I personally don't like video tutorials. I rarely watch them. We don't have one on our site either. But many of our members have been asking us for one.
Our site also features video tutorials of other websites, and interestingly, I've heard many of our members cite these video tutorials as a major attraction of our site. They like that they can see essentially video demonstrations and tutorials of a website.
To each his own.
This is my biggest problem with video tutorials, and why I skipped so many lectures in college. I found a good compromise for me is to listen to video lectures at 2-3x speed. I'd prefer a textbook style format, but as arocks mentions it's often faster to produce video lectures, so I find there is a lot of great information out there on video but not in any kind of text/book format.
You may think this is a small market, but more and more people are becoming hearing-impaired, and at increasingly younger ages.
As a hearing-impaired person (since birth), if all you have are uncaptioned videos with little text (and often NO text), I'll just be moving right along, your website is useless (to me).

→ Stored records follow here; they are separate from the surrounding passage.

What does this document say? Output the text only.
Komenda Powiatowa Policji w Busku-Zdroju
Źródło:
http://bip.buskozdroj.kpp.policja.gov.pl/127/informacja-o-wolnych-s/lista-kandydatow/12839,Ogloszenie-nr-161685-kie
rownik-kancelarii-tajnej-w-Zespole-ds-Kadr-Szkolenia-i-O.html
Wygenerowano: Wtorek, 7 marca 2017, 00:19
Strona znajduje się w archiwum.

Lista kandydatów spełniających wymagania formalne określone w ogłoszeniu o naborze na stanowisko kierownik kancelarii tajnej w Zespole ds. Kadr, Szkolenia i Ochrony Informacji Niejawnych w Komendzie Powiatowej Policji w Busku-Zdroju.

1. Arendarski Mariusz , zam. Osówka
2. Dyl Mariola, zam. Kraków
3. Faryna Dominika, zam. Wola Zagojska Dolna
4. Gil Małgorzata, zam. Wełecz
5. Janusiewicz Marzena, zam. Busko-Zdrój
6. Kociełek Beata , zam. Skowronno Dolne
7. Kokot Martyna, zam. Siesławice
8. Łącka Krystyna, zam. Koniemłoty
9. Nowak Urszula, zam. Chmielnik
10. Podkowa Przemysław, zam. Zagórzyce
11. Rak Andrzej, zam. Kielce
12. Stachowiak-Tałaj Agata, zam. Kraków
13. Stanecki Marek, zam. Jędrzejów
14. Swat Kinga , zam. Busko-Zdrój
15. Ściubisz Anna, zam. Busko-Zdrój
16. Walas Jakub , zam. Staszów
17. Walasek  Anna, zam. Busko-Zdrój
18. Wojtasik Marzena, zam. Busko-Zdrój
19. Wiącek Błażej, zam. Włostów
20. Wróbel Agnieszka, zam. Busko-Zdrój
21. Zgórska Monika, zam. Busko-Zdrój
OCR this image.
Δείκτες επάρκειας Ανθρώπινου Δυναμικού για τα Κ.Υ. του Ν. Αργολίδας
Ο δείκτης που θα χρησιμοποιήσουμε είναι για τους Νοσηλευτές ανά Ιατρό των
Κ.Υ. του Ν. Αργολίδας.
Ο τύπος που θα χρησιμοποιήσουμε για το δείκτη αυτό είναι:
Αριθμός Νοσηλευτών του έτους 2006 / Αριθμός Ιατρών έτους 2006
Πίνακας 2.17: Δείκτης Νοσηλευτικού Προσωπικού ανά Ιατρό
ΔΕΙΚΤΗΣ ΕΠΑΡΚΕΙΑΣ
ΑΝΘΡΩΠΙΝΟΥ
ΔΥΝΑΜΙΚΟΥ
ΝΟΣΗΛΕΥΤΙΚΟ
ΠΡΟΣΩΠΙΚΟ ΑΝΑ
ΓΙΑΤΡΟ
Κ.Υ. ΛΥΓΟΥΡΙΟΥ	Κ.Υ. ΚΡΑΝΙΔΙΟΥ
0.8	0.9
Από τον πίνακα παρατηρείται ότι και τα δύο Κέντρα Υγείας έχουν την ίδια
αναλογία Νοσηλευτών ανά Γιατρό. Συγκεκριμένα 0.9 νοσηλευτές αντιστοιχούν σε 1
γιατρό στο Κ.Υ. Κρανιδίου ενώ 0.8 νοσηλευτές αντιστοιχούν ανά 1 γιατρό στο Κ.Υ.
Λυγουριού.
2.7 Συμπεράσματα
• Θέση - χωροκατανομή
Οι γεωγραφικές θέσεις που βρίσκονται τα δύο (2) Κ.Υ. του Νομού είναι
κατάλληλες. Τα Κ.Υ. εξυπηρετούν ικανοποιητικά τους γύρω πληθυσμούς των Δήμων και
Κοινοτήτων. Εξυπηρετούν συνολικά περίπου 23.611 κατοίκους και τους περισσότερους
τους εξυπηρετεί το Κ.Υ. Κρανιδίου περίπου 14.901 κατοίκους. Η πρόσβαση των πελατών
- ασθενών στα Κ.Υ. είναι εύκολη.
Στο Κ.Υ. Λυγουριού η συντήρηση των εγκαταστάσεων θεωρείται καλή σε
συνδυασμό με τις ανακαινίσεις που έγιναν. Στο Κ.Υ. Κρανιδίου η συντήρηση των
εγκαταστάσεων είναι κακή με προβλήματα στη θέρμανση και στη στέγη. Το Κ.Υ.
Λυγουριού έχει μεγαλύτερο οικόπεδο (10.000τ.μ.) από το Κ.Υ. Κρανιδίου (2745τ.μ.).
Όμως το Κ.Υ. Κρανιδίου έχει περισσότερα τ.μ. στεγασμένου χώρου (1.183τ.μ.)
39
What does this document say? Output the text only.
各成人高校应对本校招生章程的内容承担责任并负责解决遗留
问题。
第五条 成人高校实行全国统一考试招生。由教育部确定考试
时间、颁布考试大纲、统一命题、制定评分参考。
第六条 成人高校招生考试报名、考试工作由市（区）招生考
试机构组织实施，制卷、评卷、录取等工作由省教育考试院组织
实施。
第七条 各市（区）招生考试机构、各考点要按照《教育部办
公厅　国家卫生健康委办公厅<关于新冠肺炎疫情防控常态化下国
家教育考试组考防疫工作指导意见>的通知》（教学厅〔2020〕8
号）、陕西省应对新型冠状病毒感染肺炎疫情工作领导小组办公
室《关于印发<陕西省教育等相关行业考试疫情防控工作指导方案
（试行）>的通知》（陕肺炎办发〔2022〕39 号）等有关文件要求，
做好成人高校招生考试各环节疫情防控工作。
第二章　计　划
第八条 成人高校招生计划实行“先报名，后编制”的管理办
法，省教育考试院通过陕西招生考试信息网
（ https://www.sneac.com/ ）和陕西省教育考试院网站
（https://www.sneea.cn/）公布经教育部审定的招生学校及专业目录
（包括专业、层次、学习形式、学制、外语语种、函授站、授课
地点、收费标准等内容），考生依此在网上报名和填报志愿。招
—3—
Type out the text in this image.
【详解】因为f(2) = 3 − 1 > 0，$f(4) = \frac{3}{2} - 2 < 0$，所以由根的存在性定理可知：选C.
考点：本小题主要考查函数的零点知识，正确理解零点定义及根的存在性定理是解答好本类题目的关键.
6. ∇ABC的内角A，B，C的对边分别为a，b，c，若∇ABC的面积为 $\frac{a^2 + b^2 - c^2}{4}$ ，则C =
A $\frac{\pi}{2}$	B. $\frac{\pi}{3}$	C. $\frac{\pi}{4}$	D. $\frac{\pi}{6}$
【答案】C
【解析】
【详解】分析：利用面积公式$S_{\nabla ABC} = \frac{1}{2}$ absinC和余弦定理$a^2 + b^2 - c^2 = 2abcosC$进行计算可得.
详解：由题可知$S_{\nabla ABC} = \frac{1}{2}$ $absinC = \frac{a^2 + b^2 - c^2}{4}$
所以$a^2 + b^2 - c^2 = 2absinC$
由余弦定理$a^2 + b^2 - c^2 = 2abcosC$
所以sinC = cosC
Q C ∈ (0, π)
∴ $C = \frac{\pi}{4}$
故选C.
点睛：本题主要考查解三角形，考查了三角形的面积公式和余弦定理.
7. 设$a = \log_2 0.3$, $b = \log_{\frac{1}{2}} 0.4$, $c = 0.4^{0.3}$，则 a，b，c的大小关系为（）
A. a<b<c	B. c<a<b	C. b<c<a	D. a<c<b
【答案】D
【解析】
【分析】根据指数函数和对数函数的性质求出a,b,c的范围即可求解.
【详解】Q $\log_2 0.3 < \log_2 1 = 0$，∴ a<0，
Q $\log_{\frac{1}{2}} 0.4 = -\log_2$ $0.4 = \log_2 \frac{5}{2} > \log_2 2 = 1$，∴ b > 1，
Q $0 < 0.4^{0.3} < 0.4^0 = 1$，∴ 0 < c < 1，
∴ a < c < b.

Update: Just to be clear: For tutoring videos, I spend my money based on what's captioned. There are plenty of online video training sites: codeschool.com, treehouse.com, lynda.com, etc. I pay for the ones that are captioned, and look longingly at the ones that are not, as some of them look quite good otherwise. Ditto for streaming video - Amazon doesn't support captioning, Netflix (finally!) does.
It lets you quickly and painlessly add tutorials to any page, without taking users off the page. Not the same as a video tutorial, but in many ways better.
If you hate video tutorials, try ours and let us know what you think!
I also recorded several short demos for the IDE I've been working on (http://studio.zerobrane.com/) as demonstrating live coding or live debugging seems to be much more effective when you can see it in action rather than read about it: http://studio.zerobrane.com/tutorials.html
You can provide more information and longer videos afterwards in a specialized section, when the user has been successfully engaged and is willing to invest time in learning about your services.
As mentioned in other comments, everyone has their personal taste. I feel I'm probably an outlier regarding kickstarter, but nevertheless it is a good reason to keep your write ups high quality.